Mucharraz betont zudem, dass Schulung heute ein relevantes Thema ist: „Unternehmen, die Upskilling und Reskilling als eine dauerhafte Investition in ihr Personal verstehen, bauen Teams auf, die in der Lage sind, proaktiv zu handeln, anstatt nur zu reagieren.“

Heidy Bauer, Generaldirektorin des globalen Unternehmens Sonda Argentinien, betont, dass das Talentproblem sich noch deutlicher zeigt, wenn der Einfluss von KI auf technologische Profile analysiert wird. Sie argumentiert, dass im Jahr 2026 KI das „Standardbetriebsmodell“ in Unternehmen sein wird und der IT-Arbeitsmarkt sowohl selektiv als auch brutal ehrlich geworden ist.

Laut Bauer ist es nicht mehr genug, nur Programmieren zu können: Der Wert liegt darin, KI in die Code-Generierung zu integrieren, Cloud-Architekturen zu entwerfen, hybride Infrastrukturen zu verwalten und Cybersicherheit als grundlegende Voraussetzung für das digitale Ökosystem zu gewährleisten.

Bauer verdeutlicht eine Paradoxie: Die am stärksten betroffenen Profile sind gerade die technologischen Fachkräfte, die sich gegen die Integration von KI in ihren Alltag sträuben. „Der menschliche Wert liegt nicht mehr in der Wiederholung, sondern in der Aufsicht, im Urteil und in der Kreativität, die auf den Entwurf angewendet wird, den uns die Maschine liefert“, erklärt sie.

Zusätzlich sagt sie: „KI transformiert auch die Führung.
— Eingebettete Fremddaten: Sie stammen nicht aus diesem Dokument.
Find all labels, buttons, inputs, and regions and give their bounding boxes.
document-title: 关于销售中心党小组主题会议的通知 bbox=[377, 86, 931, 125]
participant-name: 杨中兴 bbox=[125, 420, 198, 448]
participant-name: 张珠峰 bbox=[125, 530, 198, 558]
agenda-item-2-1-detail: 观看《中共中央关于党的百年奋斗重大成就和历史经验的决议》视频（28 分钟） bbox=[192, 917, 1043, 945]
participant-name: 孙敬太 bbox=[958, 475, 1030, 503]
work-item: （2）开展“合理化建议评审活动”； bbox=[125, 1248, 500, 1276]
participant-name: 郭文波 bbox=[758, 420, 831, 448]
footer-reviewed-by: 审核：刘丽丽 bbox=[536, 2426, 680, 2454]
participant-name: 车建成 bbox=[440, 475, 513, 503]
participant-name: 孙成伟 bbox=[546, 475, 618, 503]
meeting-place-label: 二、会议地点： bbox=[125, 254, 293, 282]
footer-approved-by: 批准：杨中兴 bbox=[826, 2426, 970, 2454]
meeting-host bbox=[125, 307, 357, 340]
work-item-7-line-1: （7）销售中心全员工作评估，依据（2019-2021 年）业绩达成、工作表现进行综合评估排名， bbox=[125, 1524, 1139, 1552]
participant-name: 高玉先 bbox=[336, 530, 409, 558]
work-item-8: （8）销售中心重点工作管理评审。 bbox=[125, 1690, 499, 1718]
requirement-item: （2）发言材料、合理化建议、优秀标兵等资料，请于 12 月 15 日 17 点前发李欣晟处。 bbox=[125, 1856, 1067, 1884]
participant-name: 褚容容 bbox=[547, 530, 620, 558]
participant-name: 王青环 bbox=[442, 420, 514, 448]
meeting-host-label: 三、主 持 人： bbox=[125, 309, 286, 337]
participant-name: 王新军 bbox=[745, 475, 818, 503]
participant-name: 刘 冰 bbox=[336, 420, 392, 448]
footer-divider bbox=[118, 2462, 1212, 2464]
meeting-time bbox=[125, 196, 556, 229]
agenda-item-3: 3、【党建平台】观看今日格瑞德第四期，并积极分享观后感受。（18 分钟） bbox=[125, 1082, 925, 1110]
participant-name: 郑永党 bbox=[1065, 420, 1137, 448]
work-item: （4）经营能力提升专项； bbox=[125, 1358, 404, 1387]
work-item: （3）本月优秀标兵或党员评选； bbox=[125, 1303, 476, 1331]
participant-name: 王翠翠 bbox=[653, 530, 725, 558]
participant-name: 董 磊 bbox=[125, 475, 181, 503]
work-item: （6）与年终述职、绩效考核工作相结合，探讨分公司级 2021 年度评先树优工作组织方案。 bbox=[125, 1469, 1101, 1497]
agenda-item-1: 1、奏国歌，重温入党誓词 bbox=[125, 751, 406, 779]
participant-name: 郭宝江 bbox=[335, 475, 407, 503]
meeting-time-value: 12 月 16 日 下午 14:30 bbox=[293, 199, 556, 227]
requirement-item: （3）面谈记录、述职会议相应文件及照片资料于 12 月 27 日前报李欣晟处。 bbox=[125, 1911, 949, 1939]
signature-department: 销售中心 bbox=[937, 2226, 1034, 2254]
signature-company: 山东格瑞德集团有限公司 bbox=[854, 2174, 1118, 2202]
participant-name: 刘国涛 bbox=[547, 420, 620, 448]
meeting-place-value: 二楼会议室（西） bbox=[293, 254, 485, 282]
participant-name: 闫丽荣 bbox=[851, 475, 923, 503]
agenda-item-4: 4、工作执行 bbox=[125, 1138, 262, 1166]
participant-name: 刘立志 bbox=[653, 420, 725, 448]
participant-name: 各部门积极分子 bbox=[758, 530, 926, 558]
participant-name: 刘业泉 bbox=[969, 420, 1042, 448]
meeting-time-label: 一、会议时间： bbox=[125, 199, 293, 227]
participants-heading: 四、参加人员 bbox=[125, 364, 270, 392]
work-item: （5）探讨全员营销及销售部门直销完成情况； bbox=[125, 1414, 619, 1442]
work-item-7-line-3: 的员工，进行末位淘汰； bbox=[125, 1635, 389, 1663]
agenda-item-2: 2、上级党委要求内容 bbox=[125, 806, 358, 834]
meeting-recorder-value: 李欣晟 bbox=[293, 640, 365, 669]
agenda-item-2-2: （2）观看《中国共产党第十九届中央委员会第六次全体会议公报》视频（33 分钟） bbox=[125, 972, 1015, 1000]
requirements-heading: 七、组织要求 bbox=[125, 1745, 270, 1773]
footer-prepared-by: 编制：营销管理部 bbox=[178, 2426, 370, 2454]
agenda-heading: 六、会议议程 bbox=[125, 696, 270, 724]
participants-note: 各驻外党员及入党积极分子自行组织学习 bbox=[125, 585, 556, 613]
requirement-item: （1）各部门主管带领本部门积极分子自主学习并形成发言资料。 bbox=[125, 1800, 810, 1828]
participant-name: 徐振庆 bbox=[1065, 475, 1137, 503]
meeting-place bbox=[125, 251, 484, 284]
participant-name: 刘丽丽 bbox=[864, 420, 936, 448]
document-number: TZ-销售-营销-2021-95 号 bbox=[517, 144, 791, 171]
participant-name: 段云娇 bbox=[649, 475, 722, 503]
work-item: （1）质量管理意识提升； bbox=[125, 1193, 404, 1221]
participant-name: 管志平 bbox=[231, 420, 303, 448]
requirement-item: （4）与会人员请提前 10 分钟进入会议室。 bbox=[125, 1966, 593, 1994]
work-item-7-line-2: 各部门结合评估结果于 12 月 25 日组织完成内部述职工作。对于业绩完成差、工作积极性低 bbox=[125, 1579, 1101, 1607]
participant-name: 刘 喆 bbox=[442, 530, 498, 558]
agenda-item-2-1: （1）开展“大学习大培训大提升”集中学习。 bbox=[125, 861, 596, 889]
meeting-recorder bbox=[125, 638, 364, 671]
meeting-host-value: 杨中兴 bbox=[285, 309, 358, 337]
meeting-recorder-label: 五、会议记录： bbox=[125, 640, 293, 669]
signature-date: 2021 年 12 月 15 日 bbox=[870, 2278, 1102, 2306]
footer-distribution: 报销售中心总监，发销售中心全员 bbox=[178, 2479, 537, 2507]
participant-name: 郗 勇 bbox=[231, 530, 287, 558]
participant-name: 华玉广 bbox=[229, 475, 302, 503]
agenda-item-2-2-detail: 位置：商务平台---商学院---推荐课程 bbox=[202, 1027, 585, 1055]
Die CTOs und CIOs von 2026 dürfen keine Techniker in den Schützengräben sein; sie müssen Geschäftsstrategen sein, die die Verbindung zwischen Technologie und Geschäftszielen herstellen, indem sie KI nutzen, um Daten zu steuern und informierte Entscheidungen zu treffen.“

Der Bericht von ManpowerGroup fügt eine weitere kritische Dimension zur Debatte hinzu: die Nachfolgek Krise in der Führung. Global strebt nur 39 % der Generation X und 56 % der Millennials nach Führungspositionen, während das Altern der Arbeitskräfte weiterhin voranschreitet.

Bis 2030 wird mehr als einer von vier Arbeitnehmern über 55 Jahre alt sein, eine Tendenz, die bereits die HR-Strategie von 57 % der Arbeitgeber beeinflusst. „In diesem Kontext wird die Ausbildung der nächsten Führungsgeneration zu einer ebenso dringenden wie komplexen Priorität“, warnt die Studie.